Мое отношение к Ленину – это целый социальный срез советского общества 1950–1960-х годов. Я рос без отца. Отец нас оставил, когда мне было четыре года. Воспитывала мать. Все позволяла, чрезвычайно баловала меня. Это не пошло мне на пользу на сто процентов, скажем так. Я приучился к женской любви, к некоторым капризам и к отсутствию мужественности. Слава богу, мне в 20 с чем-то лет хватило сознания, чтобы это как-то скорректировать. Я стремился к отцу. Помню, у меня были альбомы, я вырезал картинки Ленина и их туда вклеивал. Потом, значит, было разоблачение культа личности Сталина, Сталин отскочил, слава богу, остался только Ленин. И Ленин очень долго для меня был вовсе не образцом государственного деятеля. Я рос во времена, когда не было масла, колбасы – ну что это такое? Почему ничего нет? Потому что крестьянство под нож пустили. Правда, коллективизация уже без Ленина проходила, но понятно, что он заложил основы. А вот эмоционально была какая-то привязка к нему. Поход в мавзолей один раз в жизни у меня был, он не произвел на меня никакого впечатления. Мне как раз показалось, что это абсолютное царство смерти, что я опустился в какой-то Аид. Я помню этот мрамор, какие-то мрачнейшие знамена...
На меня произвело впечатление, что его черты оказались на удивление азиатскими.
Когда меня туда привели, я не знал, что есть разные национальности. Все были одной национальности – космической. Конечно, азиат, это и по портретам Анненкова заметно. А вот этот мрак – это что-то противоестественное, очень тяжелое. Тем не менее Ленин как человек – как его изображали, с юмором, со слабостями, с человечностью – входил в противоречие с некоторыми фактами, которые я все больше и больше узнавал. И для меня некое теплое отношение, быть может, фальшиво теплое, быть может, от личной ситуации в семье, сохранилось даже до наших дней. Вот Сталина в семье проклинали. Проклинали молча. Все его замечательные дела, от присоединения Прибалтики до депортации народов. А главным образом уничтожение крестьянства, елки-палки. Основа русской жизни и русской культуры! А Ленин многого не успел – и плохого, и хорошего. Хорошее он тоже иногда делал, как нэп, и к нему, наверное, у меня до сих пор сохранилось какое-то тепло. Но сегодня я это тепло рационализирую тем, что Ленин страдал перед смертью. Удивительное посмертие Ленина описано в «Розе мира» Даниила Андреева. Это вообще поразительное сочинение. По-моему, самое крупное, что написано на русском в XX веке.

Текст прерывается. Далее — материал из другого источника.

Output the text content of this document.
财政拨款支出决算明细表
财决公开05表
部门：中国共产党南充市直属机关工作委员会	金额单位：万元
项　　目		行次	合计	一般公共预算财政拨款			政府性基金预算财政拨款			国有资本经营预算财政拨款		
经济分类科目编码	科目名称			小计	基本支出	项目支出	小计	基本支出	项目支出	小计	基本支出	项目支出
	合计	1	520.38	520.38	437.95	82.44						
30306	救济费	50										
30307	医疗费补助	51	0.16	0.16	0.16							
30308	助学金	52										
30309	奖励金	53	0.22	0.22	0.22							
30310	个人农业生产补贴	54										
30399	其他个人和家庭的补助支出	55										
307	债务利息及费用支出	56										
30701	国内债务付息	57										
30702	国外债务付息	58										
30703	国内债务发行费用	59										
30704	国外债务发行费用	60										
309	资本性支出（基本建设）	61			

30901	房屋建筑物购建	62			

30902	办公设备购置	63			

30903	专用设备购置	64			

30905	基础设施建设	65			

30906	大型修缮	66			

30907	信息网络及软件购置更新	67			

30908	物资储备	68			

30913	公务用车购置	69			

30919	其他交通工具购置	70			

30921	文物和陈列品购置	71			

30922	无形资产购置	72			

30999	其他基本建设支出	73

В вашем сценарии есть, условно говоря, лирический герой, который начинает сценарий и который видит все, что там происходит, видит и мозг Ленина. Допустим, что вы – герой, который на это смотрит. Что вы увидели в этом мозгу умирающего человека?
Гордыню. Гордыню любого из нас. Мою собственную гордыню. Ведь в юности любой подросток – Ленин.
В каком смысле?
Это человек, бросающий вызов всему миру. Человек, уязвленный всем миром. Уязвленный и обиженный всеми. Человек, который преобразовывает весь мир благодаря своей воле. Но одним везет, как мне, они понимают, набравшись лиха, что это глупость. А Ленину не повезло. Он понял, что это глупость, перед смертью, когда эти пули Каплан вызвали инсульт – и все.
А вам везло в чем? Повезло понять, что это все ерунда?
Да.
Почему это дело везения, а не вашей работы с собой и вашей мысли?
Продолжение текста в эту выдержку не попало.